A discussão ganhou ainda mais repercussão após a inclusão de informações relacionadas ao aborto legal na nova caderneta da gestante do Ministério da Saúde. Setores conservadores acusam o governo de tentar “apagar a figura da mulher” ao utilizar linguagem considerada neutra ou inclusiva em materiais públicos.
Já defensores da mudança afirmam que o objetivo é ampliar o acolhimento a diferentes identidades de gênero e garantir que pessoas trans que engravidam também se sintam contempladas pelas políticas públicas de saúde. O Ministério da Saúde argumenta que o conteúdo segue protocolos de direitos humanos e saúde pública já adotados em outros países.
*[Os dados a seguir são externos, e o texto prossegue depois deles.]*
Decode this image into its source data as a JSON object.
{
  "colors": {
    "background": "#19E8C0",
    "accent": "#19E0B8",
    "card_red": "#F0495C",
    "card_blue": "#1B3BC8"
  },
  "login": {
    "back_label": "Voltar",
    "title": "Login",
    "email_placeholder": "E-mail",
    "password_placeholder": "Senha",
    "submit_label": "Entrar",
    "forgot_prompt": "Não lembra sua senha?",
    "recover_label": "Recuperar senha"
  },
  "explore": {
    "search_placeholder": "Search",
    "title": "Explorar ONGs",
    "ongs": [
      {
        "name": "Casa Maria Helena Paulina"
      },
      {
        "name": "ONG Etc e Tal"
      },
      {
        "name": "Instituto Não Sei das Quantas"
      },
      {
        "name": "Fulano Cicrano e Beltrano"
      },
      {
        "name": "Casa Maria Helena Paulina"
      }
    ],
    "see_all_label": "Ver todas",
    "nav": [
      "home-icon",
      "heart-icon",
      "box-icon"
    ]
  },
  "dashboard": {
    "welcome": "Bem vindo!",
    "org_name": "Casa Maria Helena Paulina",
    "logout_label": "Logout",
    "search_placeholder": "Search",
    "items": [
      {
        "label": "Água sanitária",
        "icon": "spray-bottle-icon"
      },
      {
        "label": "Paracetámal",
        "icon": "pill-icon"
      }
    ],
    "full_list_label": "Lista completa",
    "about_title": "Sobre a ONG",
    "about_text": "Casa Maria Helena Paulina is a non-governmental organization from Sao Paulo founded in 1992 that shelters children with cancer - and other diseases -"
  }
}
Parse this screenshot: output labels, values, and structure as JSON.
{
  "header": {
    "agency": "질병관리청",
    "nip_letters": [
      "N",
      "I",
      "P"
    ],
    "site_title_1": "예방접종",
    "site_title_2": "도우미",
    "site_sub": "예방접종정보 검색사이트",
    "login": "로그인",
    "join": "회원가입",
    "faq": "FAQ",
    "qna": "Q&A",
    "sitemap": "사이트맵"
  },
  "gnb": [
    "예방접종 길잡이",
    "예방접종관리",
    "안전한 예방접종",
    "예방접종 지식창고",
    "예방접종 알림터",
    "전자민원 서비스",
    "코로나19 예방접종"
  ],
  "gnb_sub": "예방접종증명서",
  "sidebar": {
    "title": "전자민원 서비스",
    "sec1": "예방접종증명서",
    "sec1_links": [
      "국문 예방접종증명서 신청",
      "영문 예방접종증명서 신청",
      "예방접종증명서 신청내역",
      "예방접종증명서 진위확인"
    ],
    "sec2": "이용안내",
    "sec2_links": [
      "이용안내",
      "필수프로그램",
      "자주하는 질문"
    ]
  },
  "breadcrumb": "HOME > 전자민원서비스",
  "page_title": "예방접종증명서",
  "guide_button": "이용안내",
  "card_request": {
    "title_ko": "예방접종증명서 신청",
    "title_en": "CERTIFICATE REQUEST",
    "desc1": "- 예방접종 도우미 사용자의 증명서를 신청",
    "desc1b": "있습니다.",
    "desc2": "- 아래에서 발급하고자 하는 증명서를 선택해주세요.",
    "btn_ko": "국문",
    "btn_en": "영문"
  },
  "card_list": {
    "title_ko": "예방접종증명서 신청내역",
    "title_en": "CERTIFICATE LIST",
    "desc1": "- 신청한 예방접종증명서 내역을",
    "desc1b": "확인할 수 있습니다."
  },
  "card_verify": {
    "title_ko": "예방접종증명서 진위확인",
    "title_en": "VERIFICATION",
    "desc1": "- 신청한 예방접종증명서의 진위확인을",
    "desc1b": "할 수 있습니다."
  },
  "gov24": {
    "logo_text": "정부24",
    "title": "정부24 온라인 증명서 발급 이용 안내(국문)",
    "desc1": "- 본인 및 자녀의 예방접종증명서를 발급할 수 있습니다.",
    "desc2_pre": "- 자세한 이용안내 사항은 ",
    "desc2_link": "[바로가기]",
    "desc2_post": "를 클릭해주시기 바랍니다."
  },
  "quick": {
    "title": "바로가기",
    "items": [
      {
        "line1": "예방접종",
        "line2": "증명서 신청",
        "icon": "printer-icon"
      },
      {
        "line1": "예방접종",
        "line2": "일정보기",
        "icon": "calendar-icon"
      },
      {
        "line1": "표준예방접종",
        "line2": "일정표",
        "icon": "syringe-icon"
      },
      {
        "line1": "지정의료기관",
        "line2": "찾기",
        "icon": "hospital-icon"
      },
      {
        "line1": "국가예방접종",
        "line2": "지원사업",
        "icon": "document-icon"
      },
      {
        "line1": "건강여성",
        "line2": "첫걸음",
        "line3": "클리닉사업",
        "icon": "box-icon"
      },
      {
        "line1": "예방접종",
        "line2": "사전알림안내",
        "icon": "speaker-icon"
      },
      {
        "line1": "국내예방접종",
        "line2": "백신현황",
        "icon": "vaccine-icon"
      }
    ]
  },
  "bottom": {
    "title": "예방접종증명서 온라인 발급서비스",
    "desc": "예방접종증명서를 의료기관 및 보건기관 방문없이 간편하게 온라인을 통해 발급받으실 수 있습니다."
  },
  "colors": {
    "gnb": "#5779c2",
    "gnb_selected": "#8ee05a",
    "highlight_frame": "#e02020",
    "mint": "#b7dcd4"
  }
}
A inclusão de orientações sobre aborto legal também provocou reações. O governo afirma que o material apenas informa direitos já previstos na legislação brasileira, como os casos autorizados por lei envolvendo risco de vida da gestante, gravidez resultante de estupro e situações de anencefalia fetal reconhecidas pelo STF.
Nas redes sociais, o tema rapidamente dividiu opiniões entre apoiadores e opositores do governo. Enquanto grupos conservadores criticaram a linguagem utilizada e acusaram o Executivo de promover pautas ideológicas, defensores da medida alegaram que o foco deveria ser ampliar o acesso à informação e ao atendimento de saúde para todas as pessoas gestantes.